Dirk Seynhaeve received his MSEE from the University of Louvain, Belgium. He was involved with ground breaking work in High Level Synthesis methodologies, with the teams of Prof. H. De Man, and Prof. J. Rabaey. He carried that expertise into a commercial environment, designing ASICs and FPGAs. He combined hands-on design activities with application engineering work at EDA companies and startups, architecting and driving product solutions all the way from High Level Design, through emulation and verification, synthesis, floor planning, place and route, layout verification, to DFM solutions for Lithography, Chemical Mechanical Polishing and power optimization. In the world of High Level Design, Dirk was the architect of Synplify DSP at Synplicity, and the technical/product marketing lead for AutoESL at Xilinx. He is currently involved with product planning for High Level Design solutions at Altera.
Application-Specific Processors –
Masaaki Ideno (Synopsys)
Abstract: Embedded processors constantly increase their performance/power efficiency.

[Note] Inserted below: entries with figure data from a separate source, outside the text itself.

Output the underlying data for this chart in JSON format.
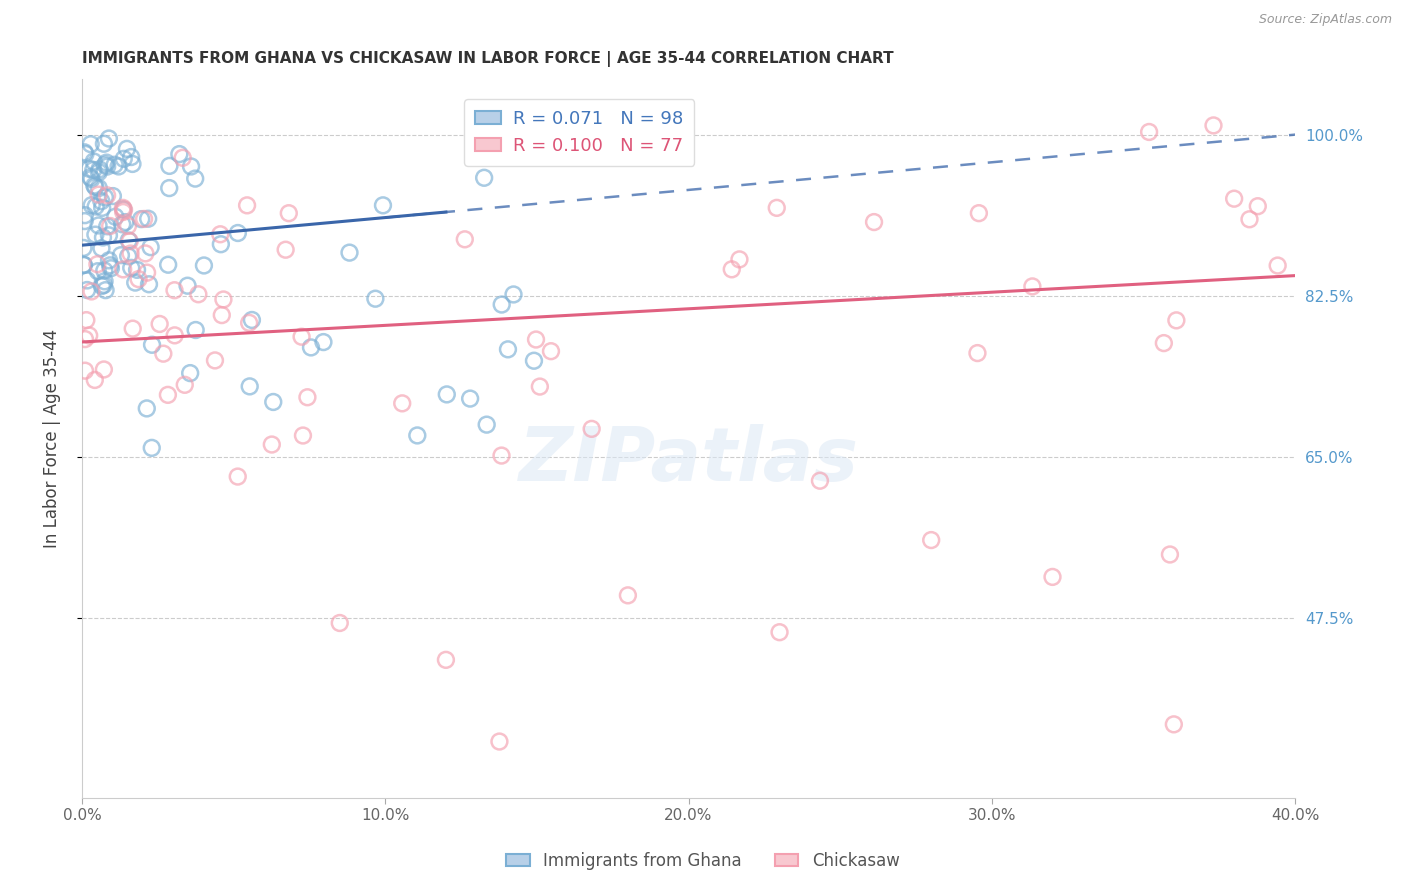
{
  "title": "IMMIGRANTS FROM GHANA VS CHICKASAW IN LABOR FORCE | AGE 35-44 CORRELATION CHART",
  "source": "Source: ZipAtlas.com",
  "ylabel": "In Labor Force | Age 35-44",
  "xmin": 0.0,
  "xmax": 0.4,
  "ymin": 0.28,
  "ymax": 1.06,
  "ytick_vals": [
    0.475,
    0.65,
    0.825,
    1.0
  ],
  "ytick_labels": [
    "47.5%",
    "65.0%",
    "82.5%",
    "100.0%"
  ],
  "xtick_vals": [
    0.0,
    0.1,
    0.2,
    0.3,
    0.4
  ],
  "xtick_labels": [
    "0.0%",
    "10.0%",
    "20.0%",
    "30.0%",
    "40.0%"
  ],
  "ghana_R": 0.071,
  "ghana_N": 98,
  "chickasaw_R": 0.1,
  "chickasaw_N": 77,
  "ghana_color": "#7bafd4",
  "chickasaw_color": "#f4a0b0",
  "ghana_trend_color": "#3a66aa",
  "chickasaw_trend_color": "#e06080",
  "background_color": "#ffffff",
  "grid_color": "#cccccc",
  "watermark": "ZIPatlas",
  "legend1_label": "R = 0.071   N = 98",
  "legend2_label": "R = 0.100   N = 77",
  "ghana_trend_intercept": 0.88,
  "ghana_trend_slope": 0.3,
  "chickasaw_trend_intercept": 0.775,
  "chickasaw_trend_slope": 0.18
}
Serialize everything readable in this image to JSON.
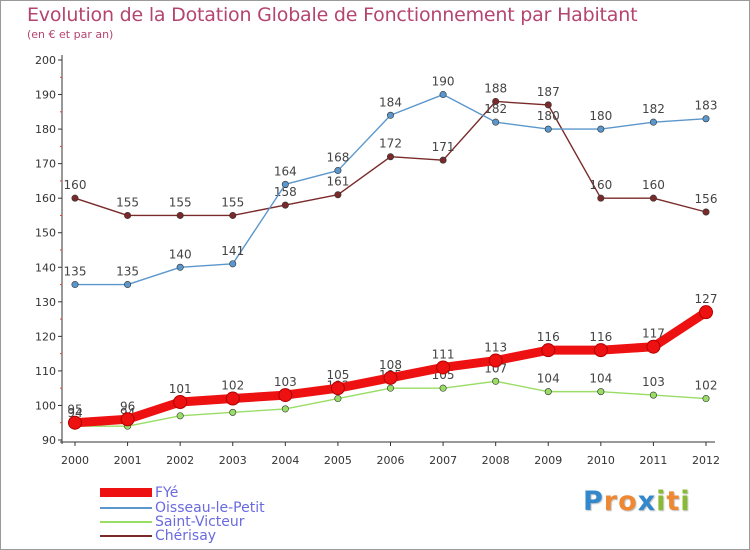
{
  "chart_data": {
    "type": "line",
    "title": "Evolution de la Dotation Globale de Fonctionnement par Habitant",
    "subtitle": "(en € et par an)",
    "xlabel": "",
    "ylabel": "",
    "x": [
      "2000",
      "2001",
      "2002",
      "2003",
      "2004",
      "2005",
      "2006",
      "2007",
      "2008",
      "2009",
      "2010",
      "2011",
      "2012"
    ],
    "ylim": [
      90,
      200
    ],
    "yticks": [
      90,
      100,
      110,
      120,
      130,
      140,
      150,
      160,
      170,
      180,
      190,
      200
    ],
    "grid": false,
    "legend_position": "bottom-left",
    "series": [
      {
        "name": "FYé",
        "color": "#ee1111",
        "values": [
          95,
          96,
          101,
          102,
          103,
          105,
          108,
          111,
          113,
          116,
          116,
          117,
          127
        ]
      },
      {
        "name": "Oisseau-le-Petit",
        "color": "#5b97cc",
        "values": [
          135,
          135,
          140,
          141,
          164,
          168,
          184,
          190,
          182,
          180,
          180,
          182,
          183
        ]
      },
      {
        "name": "Saint-Victeur",
        "color": "#99dd66",
        "values": [
          94,
          94,
          97,
          98,
          99,
          102,
          105,
          105,
          107,
          104,
          104,
          103,
          102
        ]
      },
      {
        "name": "Chérisay",
        "color": "#7a2a2a",
        "values": [
          160,
          155,
          155,
          155,
          158,
          161,
          172,
          171,
          188,
          187,
          160,
          160,
          156
        ]
      }
    ]
  },
  "brand": {
    "letters": [
      "P",
      "r",
      "o",
      "x",
      "i",
      "t",
      "i"
    ],
    "colors": [
      "#3388cc",
      "#ee8833",
      "#ee8833",
      "#3388cc",
      "#88bb33",
      "#ee8833",
      "#88bb33"
    ]
  }
}
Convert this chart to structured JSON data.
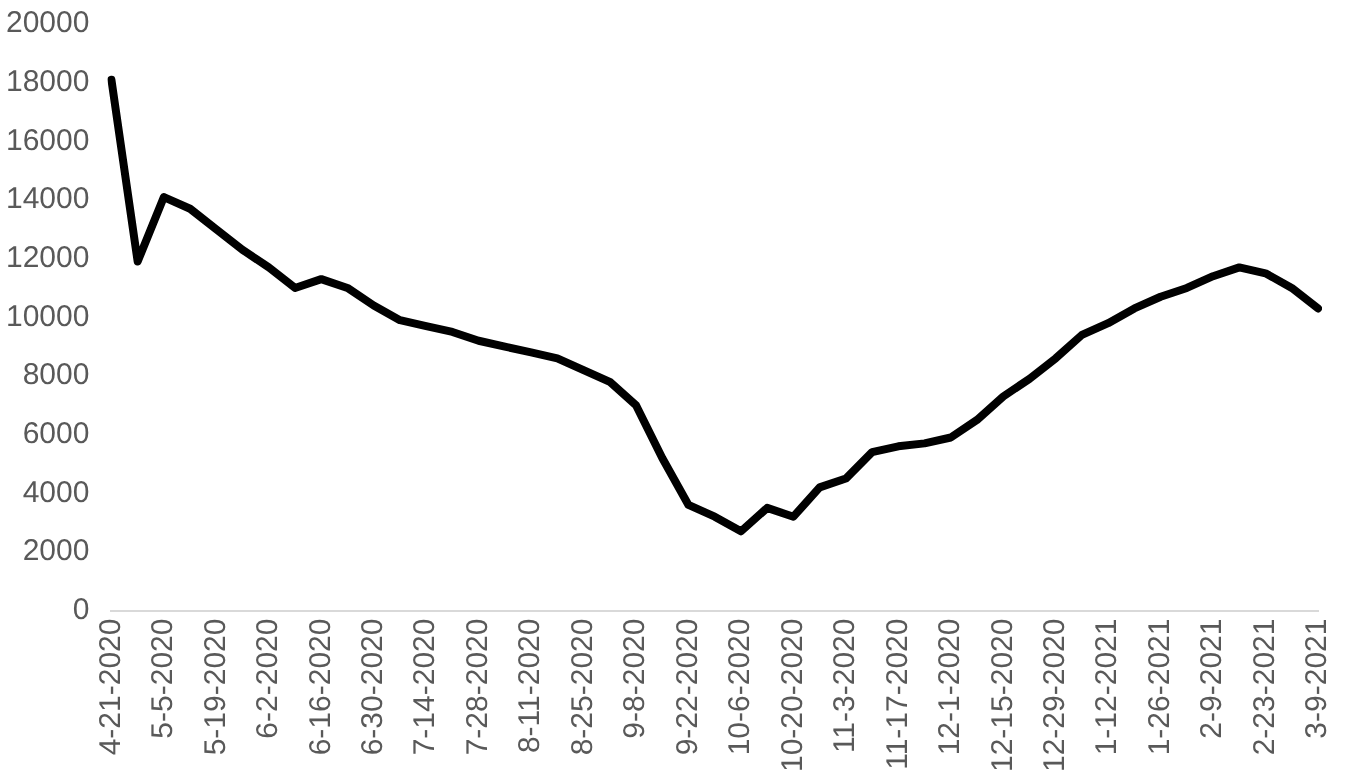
{
  "chart_data": {
    "type": "line",
    "categories": [
      "4-21-2020",
      null,
      "5-5-2020",
      null,
      "5-19-2020",
      null,
      "6-2-2020",
      null,
      "6-16-2020",
      null,
      "6-30-2020",
      null,
      "7-14-2020",
      null,
      "7-28-2020",
      null,
      "8-11-2020",
      null,
      "8-25-2020",
      null,
      "9-8-2020",
      null,
      "9-22-2020",
      null,
      "10-6-2020",
      null,
      "10-20-2020",
      null,
      "11-3-2020",
      null,
      "11-17-2020",
      null,
      "12-1-2020",
      null,
      "12-15-2020",
      null,
      "12-29-2020",
      null,
      "1-12-2021",
      null,
      "1-26-2021",
      null,
      "2-9-2021",
      null,
      "2-23-2021",
      null,
      "3-9-2021"
    ],
    "series": [
      {
        "color": "#000000",
        "values": [
          18100,
          11900,
          14100,
          13700,
          13000,
          12300,
          11700,
          11000,
          11300,
          11000,
          10400,
          9900,
          9700,
          9500,
          9200,
          9000,
          8800,
          8600,
          8200,
          7800,
          7000,
          5200,
          3600,
          3200,
          2700,
          3500,
          3200,
          4200,
          4500,
          5400,
          5600,
          5700,
          5900,
          6500,
          7300,
          7900,
          8600,
          9400,
          9800,
          10300,
          10700,
          11000,
          11400,
          11700,
          11500,
          11000,
          10300
        ]
      }
    ],
    "ylim": [
      0,
      20000
    ],
    "yticks": [
      0,
      2000,
      4000,
      6000,
      8000,
      10000,
      12000,
      14000,
      16000,
      18000,
      20000
    ],
    "grid": false,
    "legend": false,
    "marker": "none",
    "line_style": "solid"
  }
}
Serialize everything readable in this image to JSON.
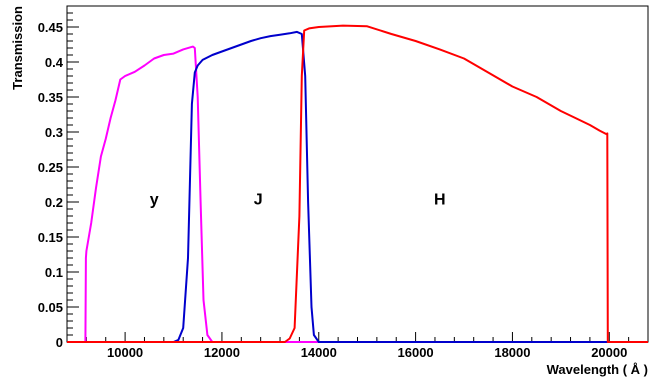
{
  "chart_data": {
    "type": "line",
    "title": "",
    "xlabel": "Wavelength ( Å )",
    "ylabel": "Transmission",
    "xlim": [
      8800,
      20800
    ],
    "ylim": [
      0,
      0.48
    ],
    "xticks": [
      10000,
      12000,
      14000,
      16000,
      18000,
      20000
    ],
    "xtick_labels": [
      "10000",
      "12000",
      "14000",
      "16000",
      "18000",
      "20000"
    ],
    "yticks": [
      0,
      0.05,
      0.1,
      0.15,
      0.2,
      0.25,
      0.3,
      0.35,
      0.4,
      0.45
    ],
    "ytick_labels": [
      "0",
      "0.05",
      "0.1",
      "0.15",
      "0.2",
      "0.25",
      "0.3",
      "0.35",
      "0.4",
      "0.45"
    ],
    "grid": false,
    "colors": {
      "y": "#ff00ff",
      "J": "#0000cc",
      "H": "#ff0000"
    },
    "series": [
      {
        "name": "y",
        "x": [
          8800,
          9180,
          9190,
          9200,
          9300,
          9400,
          9500,
          9600,
          9700,
          9800,
          9900,
          10000,
          10200,
          10400,
          10600,
          10800,
          11000,
          11200,
          11400,
          11440,
          11500,
          11560,
          11620,
          11700,
          11800,
          20800
        ],
        "y": [
          0,
          0,
          0.12,
          0.13,
          0.17,
          0.22,
          0.265,
          0.29,
          0.32,
          0.345,
          0.375,
          0.38,
          0.386,
          0.395,
          0.405,
          0.41,
          0.412,
          0.418,
          0.422,
          0.42,
          0.35,
          0.2,
          0.06,
          0.01,
          0,
          0
        ]
      },
      {
        "name": "J",
        "x": [
          8800,
          11000,
          11100,
          11200,
          11300,
          11380,
          11440,
          11500,
          11600,
          11800,
          12000,
          12200,
          12400,
          12600,
          12800,
          13000,
          13200,
          13400,
          13550,
          13650,
          13720,
          13780,
          13850,
          13900,
          14000,
          20800
        ],
        "y": [
          0,
          0,
          0.003,
          0.02,
          0.12,
          0.34,
          0.385,
          0.395,
          0.403,
          0.41,
          0.415,
          0.42,
          0.425,
          0.43,
          0.434,
          0.437,
          0.439,
          0.441,
          0.443,
          0.44,
          0.38,
          0.2,
          0.05,
          0.01,
          0,
          0
        ]
      },
      {
        "name": "H",
        "x": [
          8800,
          13300,
          13400,
          13500,
          13600,
          13650,
          13700,
          13800,
          14000,
          14500,
          15000,
          15500,
          16000,
          16500,
          17000,
          17500,
          18000,
          18500,
          19000,
          19300,
          19600,
          19800,
          19940,
          19960,
          19970,
          20800
        ],
        "y": [
          0,
          0,
          0.005,
          0.02,
          0.18,
          0.38,
          0.445,
          0.448,
          0.45,
          0.452,
          0.451,
          0.44,
          0.43,
          0.418,
          0.405,
          0.385,
          0.365,
          0.35,
          0.33,
          0.32,
          0.31,
          0.302,
          0.297,
          0.298,
          0,
          0
        ]
      }
    ],
    "annotations": [
      {
        "text": "y",
        "x": 10600,
        "y": 0.205
      },
      {
        "text": "J",
        "x": 12750,
        "y": 0.205
      },
      {
        "text": "H",
        "x": 16500,
        "y": 0.205
      }
    ]
  }
}
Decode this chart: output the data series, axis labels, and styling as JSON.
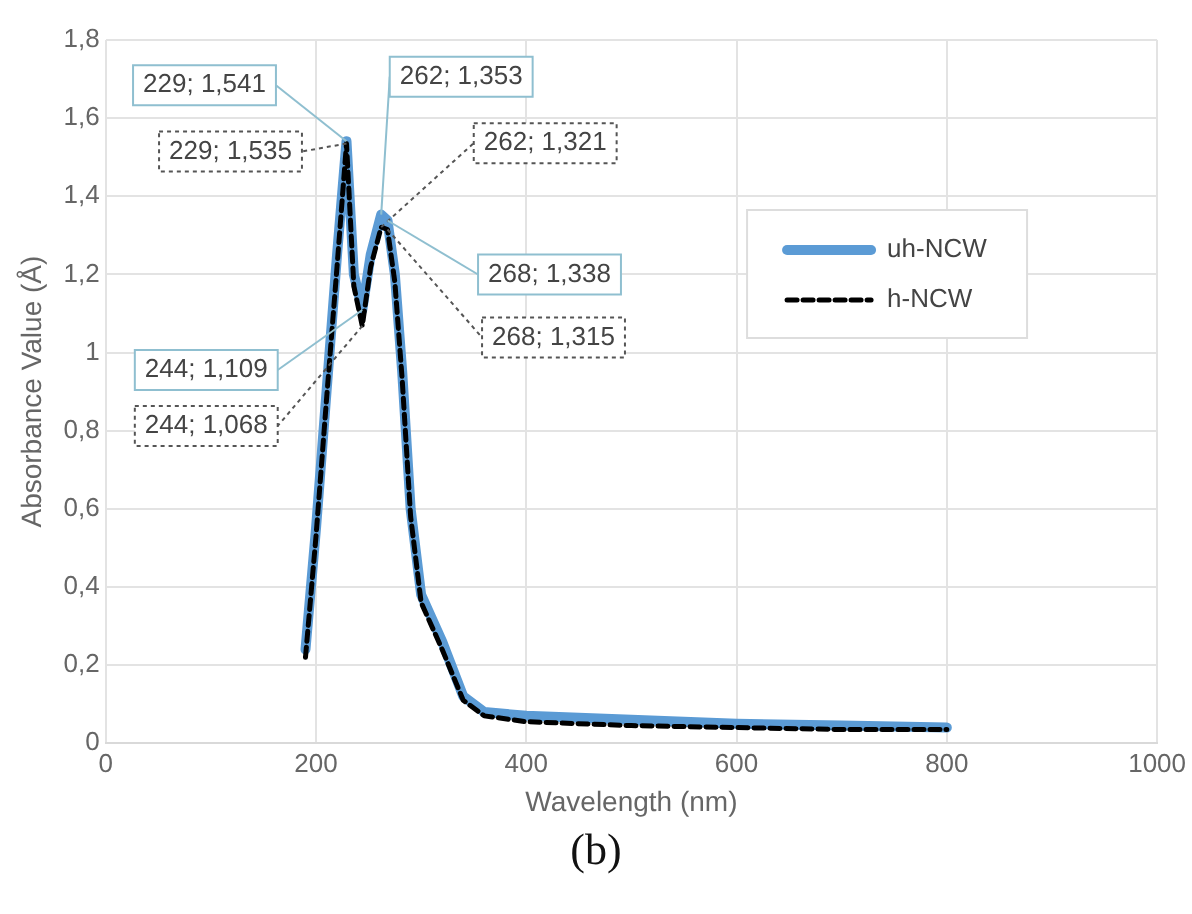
{
  "chart_data": {
    "type": "line",
    "xlabel": "Wavelength (nm)",
    "ylabel": "Absorbance Value (Å)",
    "xlim": [
      0,
      1000
    ],
    "xticks": [
      0,
      200,
      400,
      600,
      800,
      1000
    ],
    "ylim": [
      0,
      1.8
    ],
    "yticks": [
      0,
      {
        "value": 0.2,
        "label": "0,2"
      },
      {
        "value": 0.4,
        "label": "0,4"
      },
      {
        "value": 0.6,
        "label": "0,6"
      },
      {
        "value": 0.8,
        "label": "0,8"
      },
      1,
      {
        "value": 1.2,
        "label": "1,2"
      },
      {
        "value": 1.4,
        "label": "1,4"
      },
      {
        "value": 1.6,
        "label": "1,6"
      },
      {
        "value": 1.8,
        "label": "1,8"
      }
    ],
    "grid": true,
    "legend": "right",
    "marker": "none",
    "series": [
      {
        "name": "uh-NCW",
        "color": "#5b9bd5",
        "line_style": "solid",
        "x": [
          190,
          200,
          210,
          220,
          229,
          236,
          244,
          252,
          262,
          268,
          275,
          282,
          290,
          300,
          320,
          340,
          360,
          400,
          500,
          600,
          700,
          800
        ],
        "values": [
          0.24,
          0.55,
          0.9,
          1.25,
          1.541,
          1.2,
          1.109,
          1.25,
          1.353,
          1.338,
          1.2,
          0.95,
          0.6,
          0.38,
          0.26,
          0.12,
          0.08,
          0.07,
          0.06,
          0.05,
          0.045,
          0.04
        ]
      },
      {
        "name": "h-NCW",
        "color": "#000000",
        "line_style": "dashed",
        "x": [
          190,
          200,
          210,
          220,
          229,
          236,
          244,
          252,
          262,
          268,
          275,
          282,
          290,
          300,
          320,
          340,
          360,
          400,
          500,
          600,
          700,
          800
        ],
        "values": [
          0.22,
          0.53,
          0.88,
          1.22,
          1.535,
          1.17,
          1.068,
          1.22,
          1.321,
          1.315,
          1.18,
          0.93,
          0.58,
          0.36,
          0.24,
          0.11,
          0.07,
          0.055,
          0.045,
          0.04,
          0.035,
          0.035
        ]
      }
    ],
    "annotations": [
      {
        "text": "229; 1,541",
        "x": 229,
        "y": 1.541
      },
      {
        "text": "229; 1,535",
        "x": 229,
        "y": 1.535
      },
      {
        "text": "262; 1,353",
        "x": 262,
        "y": 1.353
      },
      {
        "text": "262; 1,321",
        "x": 262,
        "y": 1.321
      },
      {
        "text": "268; 1,338",
        "x": 268,
        "y": 1.338
      },
      {
        "text": "268; 1,315",
        "x": 268,
        "y": 1.315
      },
      {
        "text": "244; 1,109",
        "x": 244,
        "y": 1.109
      },
      {
        "text": "244; 1,068",
        "x": 244,
        "y": 1.068
      },
      "(b)"
    ]
  }
}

At the same time, ever increasing algorithm complexity and low-power requirements make acceleration and processor offload ubiquitous in almost any SoC design. While hardwired logic is the traditional way accelerators have been implemented, multicore and application-specific processor (ASIP) solutions are gaining momentum because the advantages in programmability and time to market. Using the example of a pedestrian detection system as applied in modern automotive applications, we will illustrate how specialized ASIP architectures allow combining flexibility (e.g. faster time to market) and high-efficiency (performance/Watt). We will cover ASIP design methodology requirements, considering both architecture design, as well as the need for embedded software tools such as C-compiler, simulator, assembler, linker and debugger.
Masaaki Ideno is a Japan and Asia-pacific regional manager of Processor Designer product at Synopsys. He has experience at ARC international (configurable processor) and IPFlex (dynamically reconfigurable processor) before join to CoWare in 2006. In 2010, CoWare merged to Synopsys and he continue Processor Designer business until now. He graduate Tokyo kogakuin colledge of computer technology in 1987.